The First Amendment Clinic’s 2023-2024 academic year was a tremendous success! Students have provided exceptional client counseling, briefing, and oral advocacy before courts across the country. Student attorneys worked on cases implicating all aspects of the First Amendment—from protecting the right of a citizen to access government social media accounts to advocating against retaliatory litigation for critical speech.
For example, students have worked diligently on briefing and discovery in a matter currently pending before the federal court in the Middle District of Tennessee. Students worked to vindicate their client’s First Amendment protections against viewpoint discrimination on public forums, which protects an individual’s right to post comments on and otherwise engage on a government official’s social page. The Clinic authored an amicus brief before the U.S. Supreme Court to highlight the issues in this case, including the significant ways public officials share policy positions, discuss legislation, and offer services of their office through social media. The brief also underscored the important function social media plays in facilitating discourse amongst users.
The Clinic also worked on a records access case that also implicates the sealing of court records and plaintiff pseudonymity. This spring, two students represented their client, a Maryland records requester, in a hearing on motions regarding the scope of redactions to public-facing records in the proceeding and the use of a Doe pseudonym for one of the litigants. At argument, the team emphasized the vital importance of transparency in the legal process.
The Clinic also filed or joined amicus briefs before the U.S. Supreme Court, the Fifth, Sixth, Ninth, and Eleventh Circuit Court of Appeals, as well as the Supreme Court of Maine.
In one case, the Clinic joined with the American Civil Liberties Union to advocate for robust speech protections at the collegiate level in the Sixth Circuit. The case involved a Tennessee graduate student who brought a legal challenge after she was investigated and punished for pseudonymous speech posted online, off-campus, and about matters unrelated to her school coursework or peers.

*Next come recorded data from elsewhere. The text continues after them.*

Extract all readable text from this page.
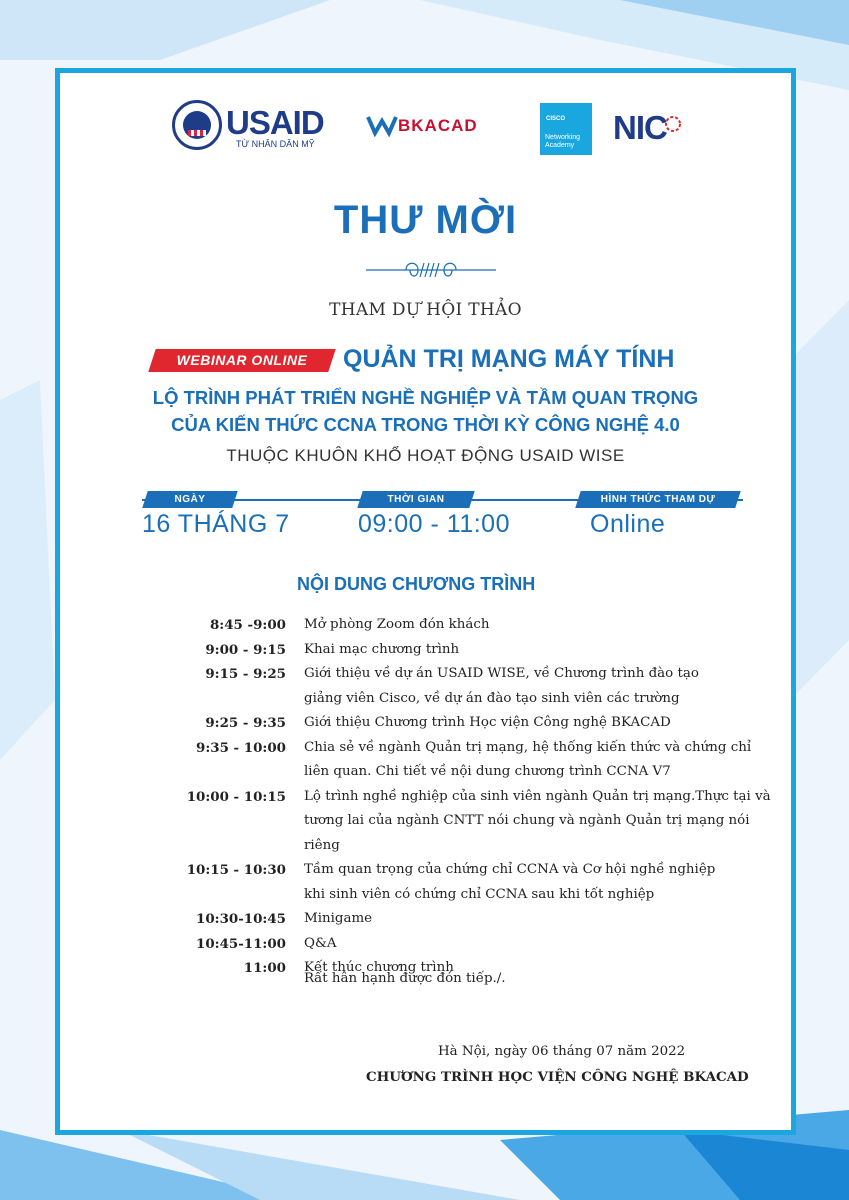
USAID
TỪ NHÂN DÂN MỸ
BKACAD	CISCO
Networking Academy	NIC
THƯ MỜI
THAM DỰ HỘI THẢO
WEBINAR ONLINE	QUẢN TRỊ MẠNG MÁY TÍNH
LỘ TRÌNH PHÁT TRIỂN NGHỀ NGHIỆP VÀ TẦM QUAN TRỌNG
CỦA KIẾN THỨC CCNA TRONG THỜI KỲ CÔNG NGHỆ 4.0
THUỘC KHUÔN KHỔ HOẠT ĐỘNG USAID WISE
NGÀY
16 THÁNG 7
THỜI GIAN
09:00 - 11:00
HÌNH THỨC THAM DỰ
Online
NỘI DUNG CHƯƠNG TRÌNH
8:45 -9:00 Mở phòng Zoom đón khách
9:00 - 9:15 Khai mạc chương trình
9:15 - 9:25 Giới thiệu về dự án USAID WISE, về Chương trình đào tạo
giảng viên Cisco, về dự án đào tạo sinh viên các trường
9:25 - 9:35 Giới thiệu Chương trình Học viện Công nghệ BKACAD
9:35 - 10:00 Chia sẻ về ngành Quản trị mạng, hệ thống kiến thức và chứng chỉ
liên quan. Chi tiết về nội dung chương trình CCNA V7
10:00 - 10:15 Lộ trình nghề nghiệp của sinh viên ngành Quản trị mạng.Thực tại và
tương lai của ngành CNTT nói chung và ngành Quản trị mạng nói riêng
10:15 - 10:30 Tầm quan trọng của chứng chỉ CCNA và Cơ hội nghề nghiệp
khi sinh viên có chứng chỉ CCNA sau khi tốt nghiệp
10:30-10:45 Minigame
10:45-11:00 Q&A
11:00 Kết thúc chương trình
Rất hân hạnh được đón tiếp./.
Hà Nội, ngày 06 tháng 07 năm 2022
CHƯƠNG TRÌNH HỌC VIỆN CÔNG NGHỆ BKACAD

In another matter, students authored a brief submitted on behalf of the First Amendment clinics at the Duke, University of Illinois, University of Nebraska, and Southern Methodist law schools, legal scholars, and several organizations, including Alabama Appleseed, Alabama Arise, One Roof, and Alabama Justice Initiative, which joined together to advocate for the First Amendment right to solicit financial support in public places. “The Clinic is recognizing that, here, the State of Alabama is singling out this category of speech for its content . . . [and are] left without the ability to speak openly about their circumstance without fear of imprisonment, citation, or fine,” explained Madeline Knight (JD ’24).
The Clinic looks forward to continuing to advance speech, press, assembly, and petition rights in semesters to come!